Yun Shu lay still, staring up at him in amazement.

‘You moved!’ he said, with a bitterness she could not have believed possible. ‘Everything is your fault! It will take years to regather a tenth of what I have lost. By then it will be too late. I shall have faded into dust!’

‘Please,’ she whispered, ‘do not give Cloud Abode Monastery to … you promised!’

He leaped up and began to pace the pagoda. ‘You led me to the final stage quite deliberately,’ he ranted. ‘Quite purposefully! You are in league with my enemies! All to steal my Pearl of Dew! You demon-bitch, you fox fairy!’

At this insult Yun Shu froze. Another man’s voice from her girlhood echoed – Golden Lotus accusing, cursing:
Fox fairy
!
Fox fairy
! Then Worthy Master Jian rushed at her, punching her shoulders and face, so that she shielded herself with her slender arms.

‘Get her away from me!’ he screamed, tears of grief and rage and despair trickling down his cheeks. ‘Oh, I will trade Cloud Abode Monastery for a piece of the Buddha’s knucklebone! You have no one to blame but yourself!’

Too shocked even to weep, Yun Shu found herself hustled down through the various storeys of Wild Goose Pavilion.

Outside she fell to her knees. Void scowled with savage distain before slamming the door.

Her mind seemed without focus. She squinted stupidly. Void’s magical pills were gaining in power, not lessening. She began to sob.

‘Abbess Yun Shu!’

The voice came through a fog.

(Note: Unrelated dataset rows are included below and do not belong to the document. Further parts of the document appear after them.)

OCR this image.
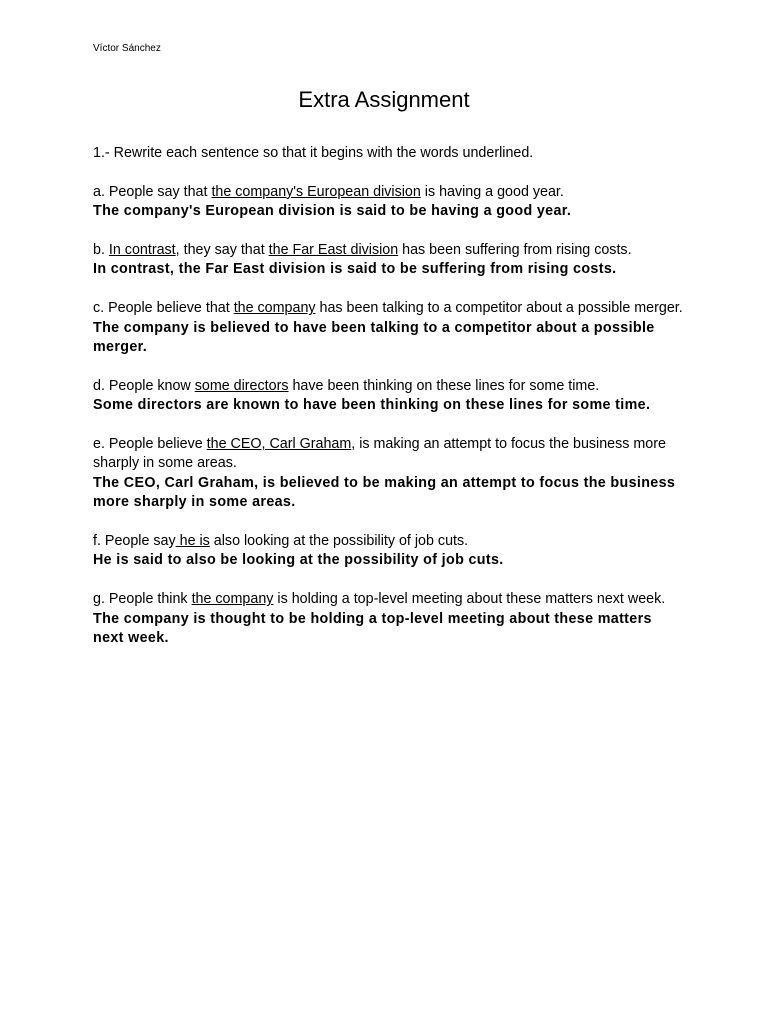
Víctor Sánchez
Extra Assignment

1.- Rewrite each sentence so that it begins with the words underlined.

a. People say that the company's European division is having a good year.

The company's European division is said to be having a good year.

b. In contrast, they say that the Far East division has been suffering from rising costs.

In contrast, the Far East division is said to be suffering from rising costs.

c. People believe that the company has been talking to a competitor about a possible merger.

The company is believed to have been talking to a competitor about a possible merger.

d. People know some directors have been thinking on these lines for some time.

Some directors are known to have been thinking on these lines for some time.

e. People believe the CEO, Carl Graham, is making an attempt to focus the business more sharply in some areas.

The CEO, Carl Graham, is believed to be making an attempt to focus the business more sharply in some areas.

f. People say he is also looking at the possibility of job cuts.

He is said to also be looking at the possibility of job cuts.

g. People think the company is holding a top-level meeting about these matters next week.

The company is thought to be holding a top-level meeting about these matters next week.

She turned in confusion, longing for it to be Teng, offering forgiveness. But she was defiled, tainted! Her womb was poisoned, drained of life! There could be no more affection. Never more would Teng send her paintings and poems. He would despise her forever as a demon-bitch, a fox fairy!

‘Yun Shu!’ called Bo-Bai.

‘Take me home!’ Her words tumbled between gasps for breath. ‘I am worthless. Quite worthless! I have failed everyone! No one wants me now, Bo-Bai! Send a messenger to my father’s house. Seek out Golden Lotus and tell him I accept! I accept his offer. Tell him to collect me from Cloud Abode Monastery and take me to my father’s house. Tomorrow! Tell him that, Bo-Bai! Oh, I am unworthy to be Abbess!’

Maddened by Void’s pills, she would not listen when he remonstrated – could not.

The grieving Abbess and faithful servant reached Monkey Hat Hill unchallenged. Prince Arslan had concentrated his soldiers around the palace, aware that the next day would bring a battle that would decide the fate of his entire province. On the Hundred Stairs they found a street urchin hiding from the curfew. Minutes later, having scrawled a hasty letter in the gatehouse of Cloud Abode Monastery, Yun Shu sent the lad slipping through the dark, deserted streets of Hou-ming to Golden Lotus.